Lova Nantenaina
1 mai 2014 - Film du moisNo Comment   //   3049 Views   //   N°: 52

Système D… système M

En ces temps de récession planétaire, là où l’on voit les riches d’hier piquer du nez dans la gamelle, rien ne dit que Madagascar n’ait pas un vrai savoir-faire à exporter en matière d’informel, de débrouille et de système D (ou M en l’occurrence).  C’est tout le propos du documentaire  Ady Gasy, premier long métrage de Lova Nantenaina.

Avec un prix à la 70e Mostra de Venise et une projection en première mondiale au 28e Festival international de films de Fribourg (Suisse), le 30 mars dernier, Ady Gasy (technique malgache) est typiquement l’œuvre dont un pays peut s’honorer devant  la communauté internationale. Même si la réalité qu’il décrit  renvoie toujours à cette  image d’un Madagascar dans le trente-sixième dessous, empêtré dans  sa pauvreté avec  la débrouille et le système D pour s’en sortir. Mais puisqu’il s’agit de la réalité… Mais comme le dit plaisamment Lova Nantenaina : «Si le monde de l’argent roi s’effondrait, à Madagascar, on tomberait de moins haut ! » Et d’expliquer qu’en ces temps de récession planétaire, là où l’on voit les riches d’hier piquer du nez dans la gamelle, rien ne dit que Madagascar n’ait pas un vrai savoir-faire en la matière à exporter !

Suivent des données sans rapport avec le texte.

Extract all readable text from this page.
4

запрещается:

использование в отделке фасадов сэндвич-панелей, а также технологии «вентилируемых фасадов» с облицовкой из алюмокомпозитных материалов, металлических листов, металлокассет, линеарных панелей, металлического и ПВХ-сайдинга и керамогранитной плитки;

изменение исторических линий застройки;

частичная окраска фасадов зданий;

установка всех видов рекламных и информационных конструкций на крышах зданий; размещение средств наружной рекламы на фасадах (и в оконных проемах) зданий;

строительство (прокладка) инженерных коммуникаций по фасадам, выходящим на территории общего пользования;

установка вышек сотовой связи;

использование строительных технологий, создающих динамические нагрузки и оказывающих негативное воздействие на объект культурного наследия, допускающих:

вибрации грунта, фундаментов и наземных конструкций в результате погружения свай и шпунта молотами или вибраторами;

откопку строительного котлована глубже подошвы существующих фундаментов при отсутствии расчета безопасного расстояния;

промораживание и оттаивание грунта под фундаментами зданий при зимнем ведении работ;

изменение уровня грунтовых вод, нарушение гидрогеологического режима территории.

« Le temps d’un film amusons nous à renverser les rôles… imaginons que ce ne soit plus aux économistes d’exposer leur modèle de développement, mais aux paysans, artistes, artisans, et débrouillards en tous genres de présenter leurs savoir-faire et leurs réalités singulières, recettes à appliquer en temps de crise. Place au système D… ou plutôt au système M ! » Armé de cet humour corrosif qui le place d’emblée à l’égal d’un Dickens ou d’un Chaplin, le réalisateur fait défiler sous nos yeux pendant 84 minutes de vrais prodiges de l’informel, de purs génies de la démerde. Telle cette famille qui fabrique du savon avec des eaux de poubelles… il suffisait d’y penser ! «  Ils font du propre avec du sale et n’ont aucun patron. Ils en vivent et ils sont fiers », commente Lova Nantenaina  qui a lui même connu la grande pauvreté dans son enfance.

 Né en 1977, il quitte le pays  à 22 ans pour étudier la sociologie en France. Il intègre ensuite l’Ecole de cinéma de Toulouse  et réalise des courts métrages remarqués, voire primés dans les festivals. Ady Gasy, « bricolé » par sa propre société de production, Endemika Films avec Autantic Films et  Laterit Productions,  est en fait son premier long métrage  « A chaque passage à Madagascar, cette profusion de vie, anarchique au premier abord, qu’on y voit m’interpellait… ces gens qui travaillent dans l’informel  sont bourrés d’énergie positive. Ce sont des  créateurs, des artistes. Au lieu de les réprimer, il faudrait les encourager. Et les écouter, car ils ont des choses à apprendre à tous ceux qui rêvent d’une économie alternative… »  Pour financer  une partie de son film, il a lui-même eu recours à une solution alternative, le crowdfunding ou financement participatif  (la recherche de donateurs se fait sur Internet selon les moyens de chacun) : « On a demandé 2 000 euros via Touscoprod, on en a eu 2 200 ! »

« J’ai construit mon film comme un kabary (art oratoire traditionnel) », explique-t-il. La narration du film est en effet ponctuée de discours (kabary) récités par  Blandine de la troupe Raedisamimanana : « Paysanne la moitié de l’année, oratrice le reste du temps, c’est exactement le personnage qu’il me fallait pour mettre en avant l’oralité malgache. » Pour la musique, il a fait appel à Jao du groupe Piarakandro, porte-parole de la culture Antandroy. La musique  et les rythmes servent par moment à  mieux faire passer certaines images dures, car le film en contient, à l’image de la réalité sociale du pays. « Ce n’est pas un film qui positive béatement les choses », prévient-il.  Ady Gasy devrait sortir sur les écrans malgaches en 2015.